The auctioneer's asking price, well it's' just an asking price and can be way wrong. One of the auctioneers tried to get me to settle on one bid but I held out and got 20K more. Being aware that at x price an auctioneer is not going to care about his % on another 20K, but it's a chunk of change. You've experience so you know what I mean.
Also managed to offload a rental that needs major work and bypassed the auctioneer to deal directly as the purchaser was looking to buy a relative's property who in the end declined to sell.
Had a builder for another property who was giving a quote for renovations and the builder offered to buy it even though it wasn't for sale, after I withdrew it from sale as I decided to keep it.

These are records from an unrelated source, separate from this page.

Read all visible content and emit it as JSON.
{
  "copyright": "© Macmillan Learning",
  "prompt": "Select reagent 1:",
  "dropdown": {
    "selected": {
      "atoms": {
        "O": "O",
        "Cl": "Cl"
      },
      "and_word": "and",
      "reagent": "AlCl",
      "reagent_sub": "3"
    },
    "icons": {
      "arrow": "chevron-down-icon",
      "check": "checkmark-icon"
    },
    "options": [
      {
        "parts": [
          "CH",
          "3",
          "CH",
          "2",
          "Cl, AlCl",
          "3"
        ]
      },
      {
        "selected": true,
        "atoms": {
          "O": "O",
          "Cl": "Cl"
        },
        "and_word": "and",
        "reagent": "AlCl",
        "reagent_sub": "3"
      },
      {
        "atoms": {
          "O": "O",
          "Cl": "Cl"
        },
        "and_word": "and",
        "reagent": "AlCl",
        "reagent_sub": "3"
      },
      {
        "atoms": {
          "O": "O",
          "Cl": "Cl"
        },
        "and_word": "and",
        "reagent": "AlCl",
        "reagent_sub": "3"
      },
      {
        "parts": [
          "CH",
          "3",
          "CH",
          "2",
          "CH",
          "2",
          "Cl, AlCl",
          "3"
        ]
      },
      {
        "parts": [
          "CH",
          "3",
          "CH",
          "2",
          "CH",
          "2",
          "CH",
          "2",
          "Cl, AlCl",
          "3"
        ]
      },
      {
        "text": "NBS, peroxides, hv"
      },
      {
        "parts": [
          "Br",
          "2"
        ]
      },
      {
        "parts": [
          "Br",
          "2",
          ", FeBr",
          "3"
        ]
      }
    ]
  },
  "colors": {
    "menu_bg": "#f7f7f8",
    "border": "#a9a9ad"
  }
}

No idea what OFFR is, just a slick marketing tool I suspect. For potential purchases I've mentioned I'm a cash buyer, they never mentioned OFFR to me. Based on the current market I think it's a good time to sell as anything I'm interested in is going way over asking and get snapped up very quickly. As you know this can change in the morning with the whim of the market. So I think the asking prices are nonsense.
Talked to a 'very relaxed' auctioneer 2 days ago by the name of Liam, so disinterested and with screaming children in the back ground. Told me viewings would commence in 2 to 3 weeks despite the ad being up in daft. I thought that was pretty bad service. Would be annoyed if I'd hired him. But at the end of the day I'm only about the property.
Personally I'd never use the like of Lisney as they are a different type of market and you pay dearly for that type of slickness. You could go with EA 1 and tell him to price it at more than €325. Certainly if the OFFR is the only difference. Or go with EA2 if you want to have the fun of a type of auction. Which is what you're hinting is intriguing you.